Whether Thursday’s pullback would cause a more protracted downtrend is uncertain, analysts argue. For now, some investment executives believe the tech sector saw a healthy correction.

Analysts explain the future of the U.S. stock market after Thursday’s steep selloff. Watch the video below.

According to Hou Wey Fook, the CIO at Singapore’s banking giant DBS, it was a “healthy correction in an uptrend.”

Fook emphasized that the upward momentum is intact, especially considering the Nasdaq’s 70% rally since March.

On CNBC’s “Squawk Box Asia,” Fook stated:

We think it’s a healthy correction in an uptrend… Nasdaq has gone up 30% year-to-date, and from the lows in March, it has gone up 70%, so there will be bouts of correction.

The Bahnsen Group’s chief investment officer David Bahnsen raised a similar point.

Bahnsen noted that when something rallies 70% from its bottom, it is difficult to expect a prolonged correction.

The U.S. stock market’s overextended rally could lead investors to ponder about the probability of a deeper market drop. But the executive stated that there is no specific way to predict that an extended correction would start.

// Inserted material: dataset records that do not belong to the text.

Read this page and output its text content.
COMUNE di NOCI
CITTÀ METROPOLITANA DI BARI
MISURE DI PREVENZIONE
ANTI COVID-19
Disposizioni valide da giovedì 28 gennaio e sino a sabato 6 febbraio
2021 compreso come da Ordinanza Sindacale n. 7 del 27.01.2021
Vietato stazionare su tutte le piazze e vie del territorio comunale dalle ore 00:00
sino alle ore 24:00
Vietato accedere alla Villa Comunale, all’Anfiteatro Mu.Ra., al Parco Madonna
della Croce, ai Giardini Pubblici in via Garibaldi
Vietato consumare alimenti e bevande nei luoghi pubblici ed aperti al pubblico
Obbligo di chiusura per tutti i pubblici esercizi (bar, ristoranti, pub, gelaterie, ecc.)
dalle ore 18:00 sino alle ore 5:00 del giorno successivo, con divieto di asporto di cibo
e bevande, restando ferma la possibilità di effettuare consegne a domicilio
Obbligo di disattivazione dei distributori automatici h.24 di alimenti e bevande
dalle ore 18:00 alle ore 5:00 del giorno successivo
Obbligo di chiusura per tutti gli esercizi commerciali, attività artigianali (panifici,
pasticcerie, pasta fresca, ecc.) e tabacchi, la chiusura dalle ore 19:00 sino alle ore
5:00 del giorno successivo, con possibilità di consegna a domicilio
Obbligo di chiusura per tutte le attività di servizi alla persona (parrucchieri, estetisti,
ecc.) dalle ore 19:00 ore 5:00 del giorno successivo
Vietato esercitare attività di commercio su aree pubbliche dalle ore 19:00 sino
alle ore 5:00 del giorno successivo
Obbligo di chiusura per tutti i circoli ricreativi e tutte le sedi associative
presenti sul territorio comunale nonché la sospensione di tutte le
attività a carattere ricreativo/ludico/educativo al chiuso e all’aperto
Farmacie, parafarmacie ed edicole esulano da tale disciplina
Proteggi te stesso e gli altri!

Even China Is Dropping Amid Institutional Selloff

El-Erian and other strategists said that institutions are preparing to take profit on their investments. When a dip occurs, economists suggest that institutions could overwhelm retail investors.

On September 3, that is what happened. Institutions and their systematic selling likely overran retail investors.

Coincidentally, the Chinese tech market saw an identical trend.

Almost immediately after American tech stocks fell, Chinese giants, including Alibaba and Tencent, fell between 3.9% and 6.7%.

alibaba stock
Alibaba stock price falls as Chinese tech stocks pull back. | Source: Yahoo Finance

Institutions have started to fear that aggressive fiscal policies and surging global liquidity pushed stocks to unusual highs. JPMorgan Asset Management’s global market strategist Kerry Craig said, “heady pace” wasn’t going to last forever. 

Craig said that in a “market fuelled by central bank largesse, economic surprises and record earnings [performance],” investors have to expect market corrections.

Disclaimer: The opinions expressed in this article do not necessarily reflect the views of CCN.com and should not be considered investment or trading advice from CCN.com.